With anywhere between 3,000 to 6,800 men laboring daily on the site, or working through the night if the 100-120 degrees Fahrenheit becomes too much, the Burj Dubai project is under immense pressure to deliver. The end height of the tower is entirely a mystery, due to the competitive nature of building the world's tallest building. Only when it is completed will the final height be known, but an estimated 160 habitable floors is expected.
Ninety designers in the Chicago office of Skidmore, Owings & Merrill LLP and a team of consulting companies are the architects behind this centerpiece to the US $20 billion complex labeled Downtown Burj Dubai.
The display that is accompanying the building process in Dubai is located at the Skyscraper Museum in New York. The display features architectural models, computer animations, drawings of the finished project, photographs and videos of the construction in progress, and many other features that have been drawing crowds.
But the display is not only about showcasing what is being put in to the tower, but what the tower is in historical context.
"We were excited to be able to present this exhibition while the Burj Dubai tower is still under construction and to draw attention to history in the making," explains Carol Willis, Director of The Skyscraper Museum and curator for the current exhibit. "While there's always a popular fascination with record-breaking height, Burj Dubai is also important because it characterizes a shift in the skyscraper paradigm in the 21st century."
That 'shift' is the move away from the supertalls being confined to the borders of America. Once it was only the Sears Tower and the Twin Towers of the World Trade in New York. However buildings that have been competing for various honors in the architectural world have been sprouting all over Asia, including the Petronas Twin Towers in Kuala Lumpur, Malaysia, The Bahrain World Trade Center and the India Tower.
No longer is the height of an influential nation -- the skyscraper -- being limited to the last superpower standing, but to those countries with economies that are growing and providing for their citizens.
The tower constitutes a mix of uses including a boutique hotel, apartments from levels 20 through to 110, and boutique offices above that. And instead of the stereotypical steel construction used for many of the American towers, reinforced concrete is providing a very thin and slender form to this new architectural marvel.
William F. Baker, a partner at SOM and the chief structural engineer of Burj Dubai, has summarized the world-wide phenomenon of this new type of 21st-century supertall: "If skyscraper construction had stopped in 1990, one would say that the tallest skyscrapers are made of steel, built in the United States, and are office buildings.
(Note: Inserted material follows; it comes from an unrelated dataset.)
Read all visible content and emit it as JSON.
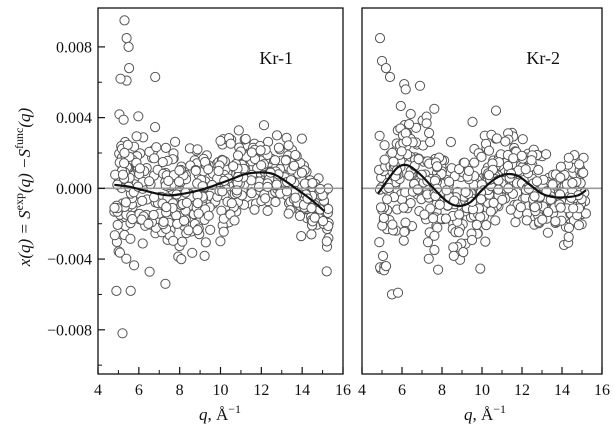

Today, one would say that the tallest skyscrapers are made of concrete or composite, are erected in Asia or the Middle East, and likely to be residential."
The exhibition at The Skyscraper Museum has been organized with the assistance of Emaar Properties PJSC, Skidmore, Owings & Merrill LLP, the Samsung Corporation, Turner International, RWDI, Inc., Otis Elevator Company, Lerch Bates Inc. -- Façade Access, and will be on view at the Battery Park City Gallery from April 25 through August 2007.